I believe we all eventually gave Serenity top billing because deep down we know just how hard acceptance can be. It feels like giving up, like we are giving our consent to something dreaded, giving permission, granting access, even offering our blessing. These are all away words: giving, granting, offering. All these words start with me, then move away from me. Acceptance also means the opposite: embracing, welcoming, bringing into the fold. It is both passive and active at the same time. Acceptance can be difficult precisely because of this seemingly contradictory, double motion that is somehow both away and toward.
One thing is for certain: it is not the same as giving up.

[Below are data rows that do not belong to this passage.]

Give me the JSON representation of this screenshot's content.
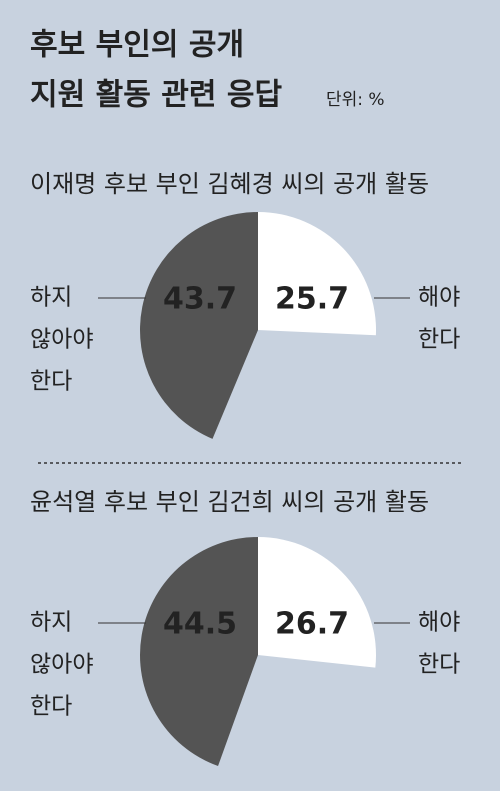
{
  "header": {
    "title_lines": [
      "후보 부인의 공개",
      "지원 활동 관련 응답"
    ],
    "unit": "단위: %"
  },
  "chart_data": [
    {
      "type": "pie",
      "title": "이재명 후보 부인 김혜경 씨의 공개 활동",
      "categories": [
        [
          "하지",
          "않아야",
          "한다"
        ],
        [
          "해야",
          "한다"
        ]
      ],
      "values": [
        43.7,
        25.7
      ],
      "colors": [
        "#545454",
        "#ffffff"
      ]
    },
    {
      "type": "pie",
      "title": "윤석열 후보 부인 김건희 씨의 공개 활동",
      "categories": [
        [
          "하지",
          "않아야",
          "한다"
        ],
        [
          "해야",
          "한다"
        ]
      ],
      "values": [
        44.5,
        26.7
      ],
      "colors": [
        "#545454",
        "#ffffff"
      ]
    }
  ]
}
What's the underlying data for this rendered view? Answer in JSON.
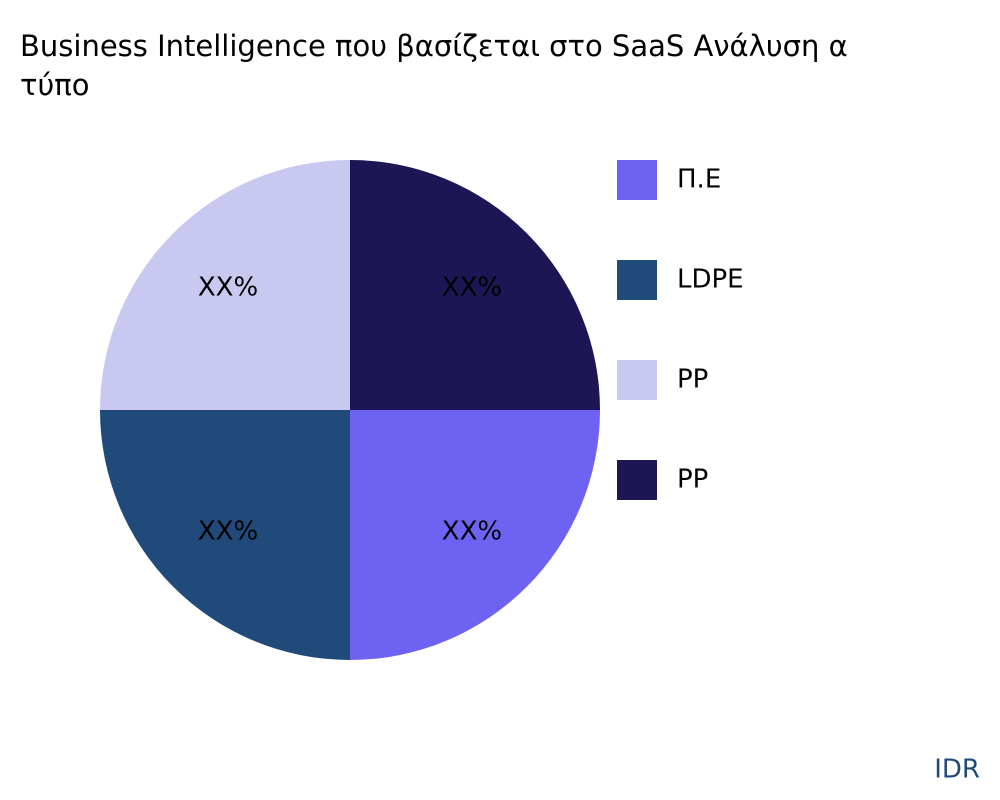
{
  "chart_data": {
    "type": "pie",
    "title": [
      "Business Intelligence που βασίζεται στο SaaS Ανάλυση α",
      "τύπο"
    ],
    "categories": [
      "Π.Ε",
      "LDPE",
      "PP",
      "PP"
    ],
    "values": [
      25,
      25,
      25,
      25
    ],
    "value_labels": [
      "XX%",
      "XX%",
      "XX%",
      "XX%"
    ],
    "colors": [
      "#6e62f3",
      "#1f4a7a",
      "#c8c8f0",
      "#1c1655"
    ],
    "legend": "right",
    "source": "IDR"
  }
}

If “the world is all that is the case,” as we recently discussed, then to refuse to accept or believe that puts us right back at Denial’s doorstep. And round and round it goes.
“Be kind, for everyone you meet is fighting a hard battle.” Plato said that. Some say he didn’t. Poor Plato, who is mostly known for his thankless, faithful transcriptions of conversations that Socrates did or didn’t have with so many people other than Plato; then when he finally gets a quotation of his own, it gets thrown out. I’m letting Plato keep this one.
Whoever said it, it nonetheless is true. Wherever you are in all of this, please be kind to others and to yourself. You are doing enough. You are enough. There is no one-size-fits-all playbook for us all to follow in dealing with this situation, but any game plan has to have that basic fundamental compassion and empathy at its nucleus, its core.
Or, put another way: “Hello babies. Welcome to Earth. It’s hot in the summer and cold in the winter. It’s round and wet and crowded. On the outside, babies, you’ve got a hundred years here. There’s only one rule that I know of, babies—‘God damn it, you’ve got to be kind.’” Kurt Vonnegut said that. Or who knows? Maybe it was Plato. Take care, stay safe, and be well.